Wednesday, April 8, 2020

19 - We have a beautiful inheritance!

Psalm 16 follows so well from what we were looking at yesterday - it is an object lesson in counting our blessings! It is rich with meaning and may be understood at many levels. First, it had meaning to David in his specific situation. Second, as is clear in the New Testament, David spoke prophetically here by the Spirit of God concerning his Greater Son, Jesus Christ and especially of His resurrection. But there is a third sense in which this Psalm may be understood, in that it speaks to the experience of a believer who, like David, follows in the steps of Christ. It is in this third sense that I have put together the following comments.

1 Preserve me, O God, for in you I take refuge. 
David begins by calling on God for protection, since God is His refuge.

2 I say to the LORD, “You are my Lord; I have no good apart from you.” 
He declares His allegiance to God and His love for Him. He owns that the Lord is his highest and greatest good. It is so good from a sincere heart to express our admiration for God, and not jump right into our requests when we spend time with Him! Do we feel like this about God?

3 As for the saints in the land, they are the excellent ones, in whom is all my delight. 
David’s delight, other than the Lord himself, is to be in the company of those who feel the same way about God as he does. The Lord is his greatest love, yes, but then he delights in those who are being made like the Lord in this world. Fellowship is a blessing we are appreciating more and more in Grace Church, now that we are temporarily deprived of face-to-face interaction - hand-shakes and hugs - and must resort to other approaches which are not as good! How we should thank the Lord for our fellowship with the saints!

4 The sorrows of those who run after another god shall multiply; their drink offerings of blood I will not pour out or take their names on my lips. 5 The LORD is my chosen portion and my cup; you hold my lot. 
Now he pauses to think about those who do not have the Lord as their greatest good and do not delight in fellowship with the saints. Rather, they run after other gods, and whose sorrows and misery increase. Compared with the blessings God’s children know in this life, which David has mentioned, the lot of the unbeliever is misery. But when we all pass into the age to come, the contrast becomes stark indeed. So David renews his resolve not to follow them down their idolatrous path. He is determined to have God as his portion, and to be content in the knowledge that God holds his future in his hands.  That’s a good thing for us to do, too - knowing that whatever happens in our lives is from our Highest Good, for our ultimate best.
He spends the rest of the Psalm contemplating  what this actually means for him in practice - and in large measure, it means the same for us!
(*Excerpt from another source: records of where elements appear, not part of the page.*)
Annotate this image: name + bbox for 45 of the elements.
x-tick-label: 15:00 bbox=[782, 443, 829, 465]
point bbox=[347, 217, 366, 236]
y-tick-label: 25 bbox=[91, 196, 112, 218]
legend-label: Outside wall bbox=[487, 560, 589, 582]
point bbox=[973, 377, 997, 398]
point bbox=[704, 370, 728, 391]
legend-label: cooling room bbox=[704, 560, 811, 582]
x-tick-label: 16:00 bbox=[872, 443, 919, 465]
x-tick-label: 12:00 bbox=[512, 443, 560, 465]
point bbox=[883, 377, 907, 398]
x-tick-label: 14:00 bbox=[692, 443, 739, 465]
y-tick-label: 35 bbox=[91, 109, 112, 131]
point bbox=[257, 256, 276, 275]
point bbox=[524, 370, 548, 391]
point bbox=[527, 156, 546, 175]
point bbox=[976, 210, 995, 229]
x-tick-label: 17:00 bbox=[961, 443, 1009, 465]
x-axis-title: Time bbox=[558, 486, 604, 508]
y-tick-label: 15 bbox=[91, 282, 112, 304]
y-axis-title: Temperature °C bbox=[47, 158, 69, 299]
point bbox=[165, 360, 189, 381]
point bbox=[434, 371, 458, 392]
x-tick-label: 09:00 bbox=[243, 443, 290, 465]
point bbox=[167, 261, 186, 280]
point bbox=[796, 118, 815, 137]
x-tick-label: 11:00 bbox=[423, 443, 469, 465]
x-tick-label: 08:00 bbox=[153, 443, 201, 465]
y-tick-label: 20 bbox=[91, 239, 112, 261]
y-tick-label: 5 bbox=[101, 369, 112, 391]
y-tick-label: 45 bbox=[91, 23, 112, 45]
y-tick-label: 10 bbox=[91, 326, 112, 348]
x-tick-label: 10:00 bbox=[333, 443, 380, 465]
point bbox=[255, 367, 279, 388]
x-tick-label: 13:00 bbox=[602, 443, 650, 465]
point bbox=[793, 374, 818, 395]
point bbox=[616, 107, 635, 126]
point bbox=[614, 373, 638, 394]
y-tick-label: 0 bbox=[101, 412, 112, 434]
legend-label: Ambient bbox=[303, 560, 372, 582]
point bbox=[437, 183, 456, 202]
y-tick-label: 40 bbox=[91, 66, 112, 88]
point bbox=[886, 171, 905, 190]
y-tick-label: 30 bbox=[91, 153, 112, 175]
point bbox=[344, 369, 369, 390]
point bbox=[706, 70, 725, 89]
6 The lines have fallen for me in pleasant places; indeed, I have a beautiful inheritance. 
He is thinking about his possession in the Lord - the boundary lines that mark out the territory of which he is an heir by God’s grace - and everything that falls within those lines is beautiful indeed! Have you thought about your inheritance in Christ lately - the marked-out, heavenly territory of which we are co-heirs together with Christ - your “mansion in glory,” if you like? It defies human speech to describe it appropriately, but we have a glimpse of its splendor and glory in Revelation 21 and 22 - and this is what Jesus has purchased for us with His blood!

7 I bless the LORD who gives me counsel; in the night also my heart instructs me. 
David also realizes that he has God’s Spirit and His Word to instruct him and to give him wisdom day and night while he remains in this world, and he blesses God for this. We have the same Spirit and Word to direct us - blessings worth thinking about and praising God for!

8 I have set the LORD always before me; because he is at my right hand, I shall not be shaken. 
He has his eyes turned to the Lord and he knows that with the Lord as his refuge and strength, he shall not be moved. We stumble and fall when we take our eyes off the Lord and look somewhere else for strength, but when we lean on Him, His power is made perfect in weakness!

9 Therefore my heart is glad, and my whole being rejoices;
And as David reflects on all these blessings that are his now in the Lord, he’s completely caught up with joy - his whole being rejoices!  And as we focus our minds and our hearts on the Lord and our secure inheritance in Him, our souls will be similarly expanded with joy and gladness!

my flesh also dwells secure. 10 For you will not abandon my soul to Sheol, or let your holy one see corruption.
Looking beyond the grave, David knows that his body also is secure in the Lord and will not be abandoned. There will be an everlasting kingdom which Christ, as glorious Fore-runner, will usher in - in which we shall all certainly share as members of the new humanity, all with glorified spirits and spotless resurrection bodies, all renewed in Christ’s likeness!

11 You make known to me the path of life; in your presence there is fullness of joy; at your right hand are pleasures forevermore.
And so David is thrilled again that this secure and certain path of life is being made known to him and he anticipates (as we may) that “Our God is the end of the journey,” as a hymn-writer put it. We will enter into the very presence of his Lord and enjoy Him, our greatest Good, and all the pleasures of heaven forever!